Final answer:
Eileen is paying $1080 per year in credit card finance charges. If invested at 4% interest instead, we would use the future value of an annuity formula to determine how long it would take to save $11,000. An exact number of years would require algebraic calculation or financial software.
Step-by-step explanation:
Eileen is currently paying a significant amount in finance charges on her credit card. If she redirected these payments towards saving for a car, assuming she is able to invest in an account with a 4% interest rate, we need to calculate how long it would take her to save $11,000.
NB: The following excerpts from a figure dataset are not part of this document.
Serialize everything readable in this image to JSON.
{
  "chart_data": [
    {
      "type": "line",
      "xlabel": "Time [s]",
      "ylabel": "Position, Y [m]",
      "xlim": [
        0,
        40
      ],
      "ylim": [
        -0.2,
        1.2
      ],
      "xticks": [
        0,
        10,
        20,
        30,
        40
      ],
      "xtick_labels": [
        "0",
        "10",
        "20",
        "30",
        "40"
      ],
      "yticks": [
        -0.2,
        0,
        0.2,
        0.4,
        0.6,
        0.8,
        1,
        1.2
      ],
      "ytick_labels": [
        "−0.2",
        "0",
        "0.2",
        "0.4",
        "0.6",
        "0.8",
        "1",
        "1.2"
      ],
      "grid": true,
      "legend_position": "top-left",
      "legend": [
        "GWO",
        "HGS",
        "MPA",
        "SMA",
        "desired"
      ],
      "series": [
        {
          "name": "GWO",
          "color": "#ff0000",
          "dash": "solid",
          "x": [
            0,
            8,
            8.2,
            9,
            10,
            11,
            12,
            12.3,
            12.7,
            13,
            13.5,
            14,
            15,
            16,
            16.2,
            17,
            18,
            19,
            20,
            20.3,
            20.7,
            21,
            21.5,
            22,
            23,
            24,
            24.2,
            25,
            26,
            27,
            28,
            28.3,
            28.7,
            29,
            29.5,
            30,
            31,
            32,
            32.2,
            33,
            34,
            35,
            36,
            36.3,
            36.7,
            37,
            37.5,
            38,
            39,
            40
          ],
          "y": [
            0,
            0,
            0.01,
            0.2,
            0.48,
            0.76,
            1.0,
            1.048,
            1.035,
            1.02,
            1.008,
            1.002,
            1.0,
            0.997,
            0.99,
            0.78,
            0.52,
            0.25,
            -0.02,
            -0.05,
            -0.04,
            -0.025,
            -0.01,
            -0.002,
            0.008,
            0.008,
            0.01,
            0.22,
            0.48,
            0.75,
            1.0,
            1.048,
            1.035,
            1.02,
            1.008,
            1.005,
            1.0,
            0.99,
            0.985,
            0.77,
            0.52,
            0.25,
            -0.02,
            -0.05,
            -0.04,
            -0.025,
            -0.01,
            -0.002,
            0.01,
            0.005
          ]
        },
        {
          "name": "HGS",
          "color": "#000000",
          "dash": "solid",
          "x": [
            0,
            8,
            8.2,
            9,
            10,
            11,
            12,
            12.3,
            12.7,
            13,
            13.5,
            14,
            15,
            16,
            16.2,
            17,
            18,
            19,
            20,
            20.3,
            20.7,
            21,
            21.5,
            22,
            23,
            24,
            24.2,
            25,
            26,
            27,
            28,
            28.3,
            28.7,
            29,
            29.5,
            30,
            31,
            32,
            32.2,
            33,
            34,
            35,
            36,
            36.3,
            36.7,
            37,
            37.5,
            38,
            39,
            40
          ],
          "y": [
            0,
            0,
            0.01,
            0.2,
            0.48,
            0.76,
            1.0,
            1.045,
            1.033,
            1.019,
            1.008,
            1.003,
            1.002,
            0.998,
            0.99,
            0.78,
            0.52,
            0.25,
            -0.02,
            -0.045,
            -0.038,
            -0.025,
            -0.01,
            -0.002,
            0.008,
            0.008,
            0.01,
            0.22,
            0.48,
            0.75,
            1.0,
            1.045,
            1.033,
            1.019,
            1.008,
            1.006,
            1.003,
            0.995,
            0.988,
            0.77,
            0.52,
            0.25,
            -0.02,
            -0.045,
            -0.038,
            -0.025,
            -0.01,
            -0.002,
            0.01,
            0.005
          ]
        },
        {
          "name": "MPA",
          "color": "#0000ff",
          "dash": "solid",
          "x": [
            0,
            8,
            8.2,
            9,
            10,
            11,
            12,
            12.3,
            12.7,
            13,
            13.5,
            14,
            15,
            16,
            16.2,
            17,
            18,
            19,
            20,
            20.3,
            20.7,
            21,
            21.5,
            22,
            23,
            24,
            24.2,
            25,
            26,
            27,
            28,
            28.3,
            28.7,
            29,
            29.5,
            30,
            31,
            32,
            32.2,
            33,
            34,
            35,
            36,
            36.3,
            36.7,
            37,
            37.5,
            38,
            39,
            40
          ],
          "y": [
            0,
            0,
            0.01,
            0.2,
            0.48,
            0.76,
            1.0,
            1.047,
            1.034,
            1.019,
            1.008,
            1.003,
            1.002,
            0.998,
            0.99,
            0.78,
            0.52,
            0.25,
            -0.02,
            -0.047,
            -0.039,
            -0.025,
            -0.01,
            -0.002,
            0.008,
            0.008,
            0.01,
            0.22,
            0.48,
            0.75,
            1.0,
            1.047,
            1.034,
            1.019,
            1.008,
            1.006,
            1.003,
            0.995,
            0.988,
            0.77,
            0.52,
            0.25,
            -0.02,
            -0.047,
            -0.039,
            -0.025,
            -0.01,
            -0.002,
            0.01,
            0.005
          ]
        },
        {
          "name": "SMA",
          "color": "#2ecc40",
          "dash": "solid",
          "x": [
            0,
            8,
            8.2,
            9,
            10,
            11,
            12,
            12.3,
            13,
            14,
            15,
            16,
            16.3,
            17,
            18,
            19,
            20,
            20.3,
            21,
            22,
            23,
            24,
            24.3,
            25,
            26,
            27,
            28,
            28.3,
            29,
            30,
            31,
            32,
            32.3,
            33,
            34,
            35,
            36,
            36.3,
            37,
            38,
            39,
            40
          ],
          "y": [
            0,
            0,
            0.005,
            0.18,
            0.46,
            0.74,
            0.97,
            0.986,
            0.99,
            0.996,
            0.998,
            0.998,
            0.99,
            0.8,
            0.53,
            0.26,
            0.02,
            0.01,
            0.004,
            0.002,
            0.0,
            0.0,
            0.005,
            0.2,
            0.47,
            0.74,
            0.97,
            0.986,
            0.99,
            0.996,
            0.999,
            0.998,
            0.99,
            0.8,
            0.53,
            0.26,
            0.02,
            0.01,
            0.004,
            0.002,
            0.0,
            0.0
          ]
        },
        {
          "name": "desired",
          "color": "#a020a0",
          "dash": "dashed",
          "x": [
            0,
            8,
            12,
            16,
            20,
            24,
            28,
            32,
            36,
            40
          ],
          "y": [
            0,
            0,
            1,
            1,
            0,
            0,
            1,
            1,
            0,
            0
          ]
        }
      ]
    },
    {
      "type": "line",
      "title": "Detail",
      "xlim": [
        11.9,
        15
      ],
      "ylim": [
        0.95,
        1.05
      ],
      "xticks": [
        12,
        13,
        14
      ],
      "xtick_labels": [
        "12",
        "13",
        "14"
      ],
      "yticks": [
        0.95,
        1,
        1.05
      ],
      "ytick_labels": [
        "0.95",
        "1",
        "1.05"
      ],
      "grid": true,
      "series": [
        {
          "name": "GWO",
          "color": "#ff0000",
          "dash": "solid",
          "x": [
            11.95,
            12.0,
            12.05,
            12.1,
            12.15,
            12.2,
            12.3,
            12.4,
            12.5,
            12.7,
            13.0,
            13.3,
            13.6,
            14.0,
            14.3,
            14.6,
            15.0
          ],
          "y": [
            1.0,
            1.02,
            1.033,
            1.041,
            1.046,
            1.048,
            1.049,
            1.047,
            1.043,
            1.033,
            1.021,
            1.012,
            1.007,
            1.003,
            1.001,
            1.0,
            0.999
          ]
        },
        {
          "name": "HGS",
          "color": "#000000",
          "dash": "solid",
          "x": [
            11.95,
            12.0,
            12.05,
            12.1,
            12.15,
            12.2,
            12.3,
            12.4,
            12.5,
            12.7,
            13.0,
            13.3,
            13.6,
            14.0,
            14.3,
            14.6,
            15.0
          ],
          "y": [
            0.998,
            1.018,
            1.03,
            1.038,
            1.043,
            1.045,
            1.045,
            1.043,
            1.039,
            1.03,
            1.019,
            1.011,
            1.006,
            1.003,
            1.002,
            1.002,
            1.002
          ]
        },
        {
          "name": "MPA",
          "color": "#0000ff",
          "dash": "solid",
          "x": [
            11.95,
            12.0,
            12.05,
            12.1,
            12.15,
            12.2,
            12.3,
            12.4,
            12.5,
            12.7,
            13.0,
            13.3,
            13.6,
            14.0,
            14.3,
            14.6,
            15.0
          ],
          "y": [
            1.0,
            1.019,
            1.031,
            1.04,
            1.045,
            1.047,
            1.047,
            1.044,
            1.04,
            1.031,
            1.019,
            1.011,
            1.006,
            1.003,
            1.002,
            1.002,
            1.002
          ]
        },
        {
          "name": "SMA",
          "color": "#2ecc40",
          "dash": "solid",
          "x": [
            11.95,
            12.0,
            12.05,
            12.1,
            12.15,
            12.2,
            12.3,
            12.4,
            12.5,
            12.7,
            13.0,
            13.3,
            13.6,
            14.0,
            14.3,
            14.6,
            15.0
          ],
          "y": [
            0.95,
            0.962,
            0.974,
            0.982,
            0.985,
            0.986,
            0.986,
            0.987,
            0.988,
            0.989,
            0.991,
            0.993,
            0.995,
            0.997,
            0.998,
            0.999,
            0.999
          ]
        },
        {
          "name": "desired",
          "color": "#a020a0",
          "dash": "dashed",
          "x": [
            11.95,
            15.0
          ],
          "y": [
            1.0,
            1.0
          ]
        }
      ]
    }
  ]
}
To solve this problem, we will use the formula for the future value of an annuity, which is FV = Pmt * [(1 + r)^n - 1] / r, where Pmt is the annual payment, r is the annual interest rate, and n is the number of years. Here, Pmt is $1,080, r is 0.04 (4%), and we need to find n when FV is $11,000. This calculation requires a bit of algebra and might be easier to handle with a financial calculator or software capable of solving for n in this annuity equation.
Without an exact calculator or software, a rough estimate could be made by noting that without interest, Eileen would take a little over 10 years just to save the principal amount. Considering a 4% interest, it would be somewhat less than 10 years since the interest would help the balance grow each year. However, without an exact calculation, we cannot provide the precise number of years.